Pasó una hora en que el mundo iba derrumbándose poco a poco, ladrillo a ladrillo, niño a niño. Los cómics de mi hermano, las zapatillas en el porche, los pantalones en la cesta de la ropa sin planchar. Hasta ahora no me había dado cuenta de todos los sitios donde estaba Ángel o las cosas de Ángel o las huellas invisibles de Ángel. La televisión seguía puesta sin sonido.

De pronto, mi madre cogió el bolso y dijo que no podía más.

—Voy a buscarle. Tú no te muevas de aquí.

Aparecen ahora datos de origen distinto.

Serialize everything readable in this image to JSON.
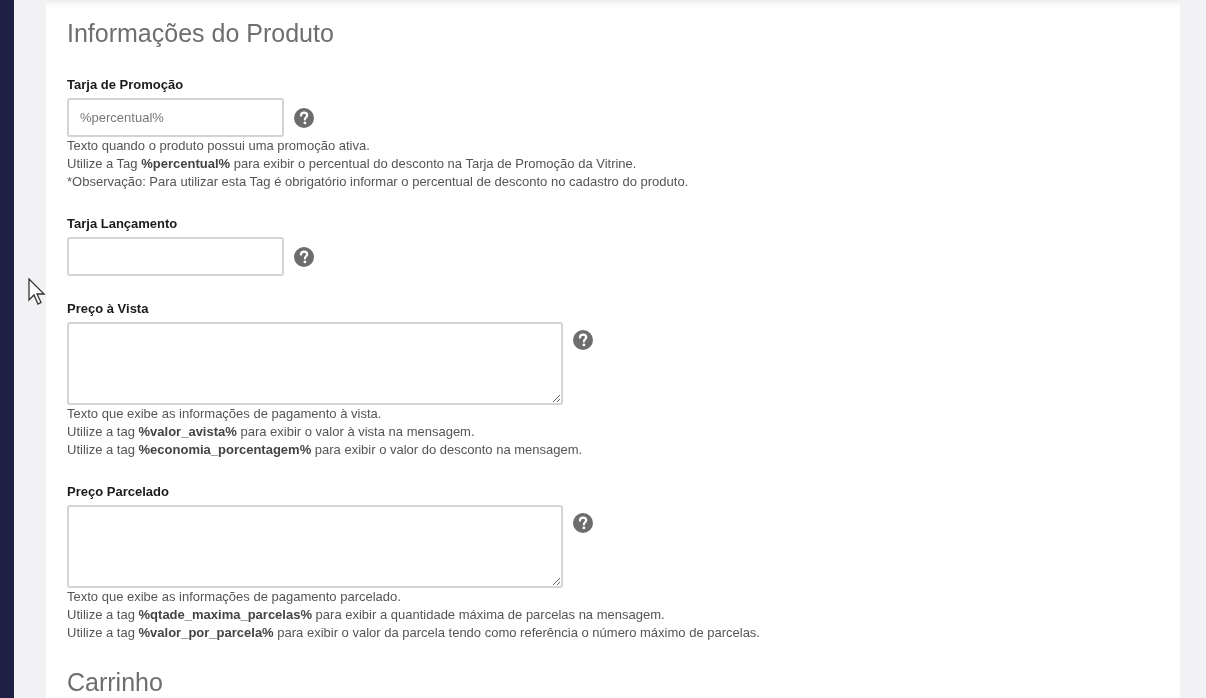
{
  "section_title": "Informações do Produto",
  "fields": [
    {
      "label": "Tarja de Promoção",
      "kind": "input",
      "placeholder": "%percentual%",
      "hints": [
        "Texto quando o produto possui uma promoção ativa.",
        "Utilize a Tag **%percentual%** para exibir o percentual do desconto na Tarja de Promoção da Vitrine.",
        "*Observação: Para utilizar esta Tag é obrigatório informar o percentual de desconto no cadastro do produto."
      ]
    },
    {
      "label": "Tarja Lançamento",
      "kind": "input"
    },
    {
      "label": "Preço à Vista",
      "kind": "textarea",
      "hints": [
        "Texto que exibe as informações de pagamento à vista.",
        "Utilize a tag **%valor_avista%** para exibir o valor à vista na mensagem.",
        "Utilize a tag **%economia_porcentagem%** para exibir o valor do desconto na mensagem."
      ]
    },
    {
      "label": "Preço Parcelado",
      "kind": "textarea",
      "hints": [
        "Texto que exibe as informações de pagamento parcelado.",
        "Utilize a tag **%qtade_maxima_parcelas%** para exibir a quantidade máxima de parcelas na mensagem.",
        "Utilize a tag **%valor_por_parcela%** para exibir o valor da parcela tendo como referência o número máximo de parcelas."
      ]
    }
  ],
  "next_section_title": "Carrinho"
}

Di una vuelta por la casa sin saber qué hacer. La recorrí centímetro a centímetro como si fuese la última vez que la veía. Entré en el cuarto de Ángel y me quedé mirando los pósteres de motos. Los cuadernos ordenados encima del escritorio y las motos en miniatura sobre la estantería, el balón en un rincón, sobre la bolsa con el equipo de kárate, y la colcha estirada. Ángel iba a ser tan ordenado como nuestros padres. Ninguno de los tres podía resistir el impulso de ordenar las cosas, de recoger lo que estuviera por en medio, de colgar la ropa en perchas y doblar las camisas y los jerséis y meterlos en los cajones correspondientes. En el cuarto de baño Ángel tenía sus cuatro cosas en perfecto estado de revista, mientras que las mías estaban tan revueltas que a veces las tenía delante de las narices y no las encontraba. ¿Y si no volvíamos a ver a Ángel? En la puerta había pintado una luna con cráteres; de mayor quería ser astrónomo, y yo había pensado regalarle un telescopio para su cumpleaños. Por primera vez en medio de la tragedia pensaba de verdad en mi hermano; hasta ahora toda mi atención la concentraba la angustia de mi madre, después la de mi padre, y luego el sentirme culpable. Ahora el pensamiento de que le hubiese ocurrido algo malo, de que nunca encontrase la casa, de que le atropellase un coche era tan grande que salía de la cabeza y ocupaba todas las habitaciones y se pegaba al papel pintado de las paredes, a los juguetes de mi hermano, a los platos, al sofá imitando cuero, se metía por todos los rincones y entre las páginas de los libros. Y no sabía si podría soportar algo tan terrible. Era imposible que nos ocurriese esta desgracia y me arrodillé para pedirle a Dios que nos devolviera a Ángel con sus piernas flacuchas y sus ganas de hacerme rabiar. Quería que volviesen las tardes en que estábamos los dos en la cocina.